La fédération de PME basée à Chalon-sur-Saône a constitué en début d’année un organisme de formation dûment habilité à organiser des cursus d’enseignement professionnels. Elle le destine avant tout à son propre personnel pour faire converger vers le même niveau de maîtrise les salariés de ses nombreuses filiales dans des métiers-clés comme celui de soudeur. Ces sessions se déroulent de façon décentralisée, dans les locaux des différentes entreprises.
Dix soudeurs de sociétés du groupe Galilé ont donné le coup d’envoi, durant le premier trimestre, de l’école de formation interne de l’ensemble de 35 PME d’équipement industriel (chiffre d’affaires prévu de 200 millions d’€ en 2023) piloté depuis Chalon-sur-Saône (Saône-et-Loire) par la famille Michoux.
Galilé concrétise ainsi une volonté de longue date de constituer son propre organisme afin d'assurer le maintien et, mieux encore, la montée en compétences de ses opérateurs. Le sujet a été élevé au rang de priorité l’an dernier, avec la constitution d’un groupe de travail qui a débouché, d’abord fin 2022 sur la création d’une société dédiée sous forme de Sasu (société par actions simplifiée unipersonnelle à actionnaire unique, à savoir Galilé), puis février 2023 sur la certification nationale Qualiopi. Celle-ci confère à la structure le statut officiel d’organisme de formation, habilité à mener des cursus.

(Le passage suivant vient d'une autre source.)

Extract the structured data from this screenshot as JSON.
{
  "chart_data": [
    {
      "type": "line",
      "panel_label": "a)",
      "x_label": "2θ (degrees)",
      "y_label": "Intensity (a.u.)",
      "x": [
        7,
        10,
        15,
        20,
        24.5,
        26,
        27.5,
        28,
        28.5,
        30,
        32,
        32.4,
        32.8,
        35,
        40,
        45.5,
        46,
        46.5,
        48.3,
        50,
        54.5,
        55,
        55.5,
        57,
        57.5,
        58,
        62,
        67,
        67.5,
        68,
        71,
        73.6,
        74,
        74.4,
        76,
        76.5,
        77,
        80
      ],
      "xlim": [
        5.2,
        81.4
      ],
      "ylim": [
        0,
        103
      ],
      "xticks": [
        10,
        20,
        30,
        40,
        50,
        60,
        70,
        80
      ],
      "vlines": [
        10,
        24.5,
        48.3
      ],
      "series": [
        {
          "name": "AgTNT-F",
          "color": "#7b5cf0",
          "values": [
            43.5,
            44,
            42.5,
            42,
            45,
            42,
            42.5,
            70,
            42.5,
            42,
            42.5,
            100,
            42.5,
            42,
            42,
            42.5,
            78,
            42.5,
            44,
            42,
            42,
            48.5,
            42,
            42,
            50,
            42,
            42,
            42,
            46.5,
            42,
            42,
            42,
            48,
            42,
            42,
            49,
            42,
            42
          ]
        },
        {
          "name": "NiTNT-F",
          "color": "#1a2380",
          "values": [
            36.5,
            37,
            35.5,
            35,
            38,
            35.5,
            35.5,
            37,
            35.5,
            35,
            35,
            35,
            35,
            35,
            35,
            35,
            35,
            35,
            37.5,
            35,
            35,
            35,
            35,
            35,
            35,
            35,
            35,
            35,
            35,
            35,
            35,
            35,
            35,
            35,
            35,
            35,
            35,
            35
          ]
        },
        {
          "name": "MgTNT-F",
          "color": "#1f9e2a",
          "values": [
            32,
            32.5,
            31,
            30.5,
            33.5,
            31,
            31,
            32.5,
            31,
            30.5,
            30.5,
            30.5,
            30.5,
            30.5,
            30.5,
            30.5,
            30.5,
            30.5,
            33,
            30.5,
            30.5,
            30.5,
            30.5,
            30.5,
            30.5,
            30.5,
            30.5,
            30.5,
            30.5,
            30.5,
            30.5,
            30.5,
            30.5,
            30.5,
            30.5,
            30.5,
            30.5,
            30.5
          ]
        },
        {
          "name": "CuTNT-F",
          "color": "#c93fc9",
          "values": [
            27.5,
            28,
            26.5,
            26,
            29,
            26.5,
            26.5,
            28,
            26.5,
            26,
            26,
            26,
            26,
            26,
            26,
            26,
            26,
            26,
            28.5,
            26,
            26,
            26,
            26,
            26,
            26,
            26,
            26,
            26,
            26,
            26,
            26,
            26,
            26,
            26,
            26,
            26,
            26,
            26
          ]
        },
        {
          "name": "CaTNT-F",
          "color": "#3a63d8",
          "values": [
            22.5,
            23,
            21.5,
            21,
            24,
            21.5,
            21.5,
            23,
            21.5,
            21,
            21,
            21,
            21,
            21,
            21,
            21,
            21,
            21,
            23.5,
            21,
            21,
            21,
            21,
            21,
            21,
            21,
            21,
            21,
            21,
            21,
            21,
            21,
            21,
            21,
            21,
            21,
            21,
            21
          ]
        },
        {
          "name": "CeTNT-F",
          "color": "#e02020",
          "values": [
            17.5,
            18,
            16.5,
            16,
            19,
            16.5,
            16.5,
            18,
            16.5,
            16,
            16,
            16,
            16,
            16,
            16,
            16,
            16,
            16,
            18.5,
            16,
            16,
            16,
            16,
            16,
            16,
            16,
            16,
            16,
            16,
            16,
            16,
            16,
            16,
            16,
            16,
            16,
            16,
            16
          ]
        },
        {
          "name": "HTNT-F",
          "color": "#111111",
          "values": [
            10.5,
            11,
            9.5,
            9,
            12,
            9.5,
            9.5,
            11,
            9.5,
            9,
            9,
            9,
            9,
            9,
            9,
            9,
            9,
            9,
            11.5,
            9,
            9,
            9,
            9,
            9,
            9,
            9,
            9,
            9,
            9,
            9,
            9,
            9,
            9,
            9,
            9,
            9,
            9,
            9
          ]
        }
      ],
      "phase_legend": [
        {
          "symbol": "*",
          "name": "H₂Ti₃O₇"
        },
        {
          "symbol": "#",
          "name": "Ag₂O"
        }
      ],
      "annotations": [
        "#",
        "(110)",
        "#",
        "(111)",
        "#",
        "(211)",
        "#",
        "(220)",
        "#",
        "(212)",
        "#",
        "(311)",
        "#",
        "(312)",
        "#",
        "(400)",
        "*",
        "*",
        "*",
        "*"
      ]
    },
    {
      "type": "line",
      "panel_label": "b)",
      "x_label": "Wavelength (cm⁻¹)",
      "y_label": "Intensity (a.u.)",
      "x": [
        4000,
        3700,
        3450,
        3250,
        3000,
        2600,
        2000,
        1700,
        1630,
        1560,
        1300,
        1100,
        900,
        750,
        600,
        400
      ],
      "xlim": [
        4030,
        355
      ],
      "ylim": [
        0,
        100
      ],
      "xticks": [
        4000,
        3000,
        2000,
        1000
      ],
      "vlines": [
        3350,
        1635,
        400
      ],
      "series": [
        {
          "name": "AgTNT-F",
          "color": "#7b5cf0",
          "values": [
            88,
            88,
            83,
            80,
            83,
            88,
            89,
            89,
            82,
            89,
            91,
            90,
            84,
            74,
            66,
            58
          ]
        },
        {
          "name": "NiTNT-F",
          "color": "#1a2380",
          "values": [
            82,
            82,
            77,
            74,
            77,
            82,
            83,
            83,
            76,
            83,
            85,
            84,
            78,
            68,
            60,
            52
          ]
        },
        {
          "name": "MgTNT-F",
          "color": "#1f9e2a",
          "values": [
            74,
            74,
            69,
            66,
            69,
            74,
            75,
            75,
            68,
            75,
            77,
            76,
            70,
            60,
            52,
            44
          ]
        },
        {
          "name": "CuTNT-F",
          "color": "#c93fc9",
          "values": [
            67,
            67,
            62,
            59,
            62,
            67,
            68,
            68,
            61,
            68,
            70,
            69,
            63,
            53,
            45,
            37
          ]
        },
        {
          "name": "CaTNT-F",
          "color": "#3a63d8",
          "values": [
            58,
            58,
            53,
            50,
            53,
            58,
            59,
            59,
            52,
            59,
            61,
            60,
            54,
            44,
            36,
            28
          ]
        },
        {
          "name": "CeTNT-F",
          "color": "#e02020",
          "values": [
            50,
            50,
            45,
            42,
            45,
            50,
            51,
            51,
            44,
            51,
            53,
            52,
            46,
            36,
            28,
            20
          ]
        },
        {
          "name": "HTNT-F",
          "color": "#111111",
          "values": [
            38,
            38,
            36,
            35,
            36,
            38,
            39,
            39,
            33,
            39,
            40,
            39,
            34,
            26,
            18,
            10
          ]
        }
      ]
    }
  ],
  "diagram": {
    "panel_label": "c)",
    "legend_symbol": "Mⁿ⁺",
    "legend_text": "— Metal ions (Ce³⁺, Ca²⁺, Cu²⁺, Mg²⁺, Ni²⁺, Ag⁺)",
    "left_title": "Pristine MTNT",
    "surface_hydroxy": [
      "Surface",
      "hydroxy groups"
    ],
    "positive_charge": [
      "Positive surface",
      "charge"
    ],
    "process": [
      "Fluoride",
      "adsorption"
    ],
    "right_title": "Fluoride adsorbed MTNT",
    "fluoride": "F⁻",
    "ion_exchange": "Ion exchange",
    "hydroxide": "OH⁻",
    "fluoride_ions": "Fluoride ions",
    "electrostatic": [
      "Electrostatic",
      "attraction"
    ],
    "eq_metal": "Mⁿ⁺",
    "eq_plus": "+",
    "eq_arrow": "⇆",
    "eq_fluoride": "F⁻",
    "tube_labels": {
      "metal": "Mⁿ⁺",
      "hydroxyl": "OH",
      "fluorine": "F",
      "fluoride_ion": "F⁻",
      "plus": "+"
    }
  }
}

Ces parcours de formation concernent donc en premier lieu le métier de soudeur, connu pour être en tension. Le jeune organisme en organise les sessions par petits groupes de 3 à 4 personnes, qui peuvent ainsi être encadrées au mieux par des formateurs internes, collaborateurs experts du métier et dûment formés eux-mêmes, au préalable, à leur nouvelle mission pédagogique.
Les premiers rendez-vous ne se sont pas déroulés pas au siège à Chalon-sur-Saône, mais dans les locaux de filiales : Stein Energy à Cernay (Haut-Rhin), Brown Fintube à Thonon-les-Bains (Haute-Savoie) et RD Technologies à Veynes (Hautes-Alpes). Il n’y a là rien de fortuit : « Le but consiste à faire monter en compétences le personnel là où il se trouve, pour parvenir à un niveau homogène de maîtrise des métiers à l’échelle du groupe », expose Stéphane Paumelle, responsable formation de la nouvelle structure Galilé Formation.
A ce titre, le choix de Stein Energy et Brown Fintube parmi les premiers bénéficiaires ne relève pas davantage du hasard. Les deux sociétés font partie de celles les plus récemment rachetées par Galilé, à l’été 2022, alors qu’elles se trouvaient en redressement judiciaire, d’où le besoin d’une forme de remise à niveau de son personnel après une période nécessairement perturbée pour lui. Stein enchaîne d’ailleurs, en ce mois d’avril, avec une formation au brasage, métier connexe à celui de soudeur.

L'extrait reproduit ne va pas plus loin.